Open twadada opened 4 years ago
I recently tried it as follows.
Take model.pt
from https://dl.fbaipublicfiles.com/fairseq/models/spanbert_large_with_head.tar.gz (#44) and config.json
from https://dl.fbaipublicfiles.com/fairseq/models/spanbert_hf.tar.gz, and put them in a directory (e.g. spanbert_large_with_head
).
Then, convert model.pt
into pytorch_model.bin
using the following code so that it can be used from huggingface/transformers.
from collections import OrderedDict
import torch
def convert(input_path, output_path):
state_dict = OrderedDict()
for k, v in torch.load(input_path).items():
if k.startswith('decoder.'):
state_dict[k[8:]] = v
torch.save(state_dict, output_path)
if __name__ == '__main__':
import argparse
parser = argparse.ArgumentParser()
parser.add_argument('input_path')
parser.add_argument('output_path')
args = parser.parse_args()
convert(args.input_path, args.output_path)
from transformers import BertTokenizer, BertForMaskedLM
tokenizer = BertTokenizer.from_pretrained('bert-large-cased')
model = BertForMaskedLM.from_pretrained('./spanbert_large_with_head/')
seq = "Super Bowl 50 was {m} {m} {m} {m} to determine the champion".format(m=tokenizer.mask_token)
inputs = tokenizer(seq, return_tensors="pt")
outputs = model(**inputs).logits
print(tokenizer.decode([y if x == tokenizer.mask_token_id else x for x, y
in zip(inputs.input_ids[0], outputs.argmax(dim=2)[0])]))
In my env with transformers==4.1.1, this produced [CLS] Super Bowl 50 was the first football game to determine the champion [SEP]
.
The Hugging Face tutorial (https://huggingface.co/transformers/task_summary.html#masked-language-modeling) is also helpful.

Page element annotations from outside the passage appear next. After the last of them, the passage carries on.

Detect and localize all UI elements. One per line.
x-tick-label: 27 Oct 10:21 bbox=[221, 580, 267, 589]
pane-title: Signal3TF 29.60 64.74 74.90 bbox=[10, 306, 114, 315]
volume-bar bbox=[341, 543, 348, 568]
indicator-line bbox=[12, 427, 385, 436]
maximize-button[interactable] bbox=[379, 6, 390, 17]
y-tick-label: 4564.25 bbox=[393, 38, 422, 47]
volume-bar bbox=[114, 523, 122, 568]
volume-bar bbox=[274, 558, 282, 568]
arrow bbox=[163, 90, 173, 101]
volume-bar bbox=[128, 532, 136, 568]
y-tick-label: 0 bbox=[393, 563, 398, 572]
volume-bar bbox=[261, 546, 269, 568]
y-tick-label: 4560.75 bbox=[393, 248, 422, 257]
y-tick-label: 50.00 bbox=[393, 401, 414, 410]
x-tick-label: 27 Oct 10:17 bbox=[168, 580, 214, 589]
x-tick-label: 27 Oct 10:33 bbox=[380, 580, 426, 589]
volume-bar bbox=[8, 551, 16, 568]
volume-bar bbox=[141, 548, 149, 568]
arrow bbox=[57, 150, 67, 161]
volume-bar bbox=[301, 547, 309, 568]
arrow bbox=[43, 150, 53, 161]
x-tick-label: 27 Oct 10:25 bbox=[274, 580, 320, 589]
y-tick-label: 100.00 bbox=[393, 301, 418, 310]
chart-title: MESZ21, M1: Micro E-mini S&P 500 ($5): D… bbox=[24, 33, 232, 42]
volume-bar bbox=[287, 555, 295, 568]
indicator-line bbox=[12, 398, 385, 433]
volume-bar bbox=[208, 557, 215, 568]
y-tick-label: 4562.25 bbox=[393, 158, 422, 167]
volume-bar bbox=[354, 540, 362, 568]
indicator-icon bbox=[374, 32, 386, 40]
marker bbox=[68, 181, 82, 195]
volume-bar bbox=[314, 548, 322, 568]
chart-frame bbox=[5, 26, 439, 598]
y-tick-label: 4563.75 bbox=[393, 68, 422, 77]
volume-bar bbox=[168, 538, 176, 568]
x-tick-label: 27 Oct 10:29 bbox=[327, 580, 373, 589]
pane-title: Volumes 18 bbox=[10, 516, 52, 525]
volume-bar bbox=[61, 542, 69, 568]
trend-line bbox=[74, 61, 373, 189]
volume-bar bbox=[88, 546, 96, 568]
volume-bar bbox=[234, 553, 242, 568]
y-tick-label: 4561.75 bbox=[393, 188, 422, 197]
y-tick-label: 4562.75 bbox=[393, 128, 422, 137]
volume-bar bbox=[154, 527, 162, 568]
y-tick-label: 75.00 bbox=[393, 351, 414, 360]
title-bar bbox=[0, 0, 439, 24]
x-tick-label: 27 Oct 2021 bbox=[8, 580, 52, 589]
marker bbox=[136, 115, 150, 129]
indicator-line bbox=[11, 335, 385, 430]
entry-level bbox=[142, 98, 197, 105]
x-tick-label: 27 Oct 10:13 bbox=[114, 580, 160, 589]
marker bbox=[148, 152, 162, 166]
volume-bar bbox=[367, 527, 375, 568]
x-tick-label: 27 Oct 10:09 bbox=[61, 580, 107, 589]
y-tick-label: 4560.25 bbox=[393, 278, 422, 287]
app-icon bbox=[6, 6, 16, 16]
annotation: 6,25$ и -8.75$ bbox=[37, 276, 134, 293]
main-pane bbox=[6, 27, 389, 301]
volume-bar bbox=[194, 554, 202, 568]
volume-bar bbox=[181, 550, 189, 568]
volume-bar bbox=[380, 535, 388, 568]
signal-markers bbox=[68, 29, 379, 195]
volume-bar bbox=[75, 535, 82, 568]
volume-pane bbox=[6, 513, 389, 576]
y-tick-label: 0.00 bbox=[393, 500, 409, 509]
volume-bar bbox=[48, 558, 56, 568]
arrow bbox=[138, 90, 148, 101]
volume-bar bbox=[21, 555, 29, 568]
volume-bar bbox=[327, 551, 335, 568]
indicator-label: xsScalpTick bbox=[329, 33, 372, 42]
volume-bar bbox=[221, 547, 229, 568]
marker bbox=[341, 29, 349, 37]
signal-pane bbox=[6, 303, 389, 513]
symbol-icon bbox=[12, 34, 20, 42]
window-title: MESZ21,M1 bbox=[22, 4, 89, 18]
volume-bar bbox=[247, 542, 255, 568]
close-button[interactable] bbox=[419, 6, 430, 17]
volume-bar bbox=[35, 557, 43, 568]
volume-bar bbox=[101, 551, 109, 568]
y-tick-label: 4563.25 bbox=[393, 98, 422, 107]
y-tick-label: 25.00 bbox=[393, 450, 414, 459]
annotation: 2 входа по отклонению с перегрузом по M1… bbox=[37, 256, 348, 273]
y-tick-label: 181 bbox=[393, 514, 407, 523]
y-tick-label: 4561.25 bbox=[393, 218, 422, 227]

I hope this will work for you.
@chantera I'm not sure why, but this was my result: "[CLS] Super Bowl 50 was Trilogy trailers Singers 231 to determine the champion [SEP]" Do you have any idea as to why?
Hi ! have you got the base mode with head?
No, I haven't -- I don't think it has been published anywhere.
This is indeed helpful. Another thing to figure out is using the masking strategy of SpanBERT. Have you figured that out too? SpanBERT is different than the original BERT in two main aspects: 1) MLM prediction, the SBO head, 2) masking spans. The SBO head is available here, but I'm trying to figure out how to add the masking strategy too
I've found that you have shared the large model file with LM/SBO head here (https://dl.fbaipublicfiles.com/fairseq/models/spanbert_large_with_head.tar.gz); would you also provide the file for the base model?
Also, would you kindly provide a code that performs MLM prediction using SBO head (similar to BertPairTargetPredictionHead at pretraining/fairseq/models/pair_bert.py)? I'm curious about how it compares to the standard MLM.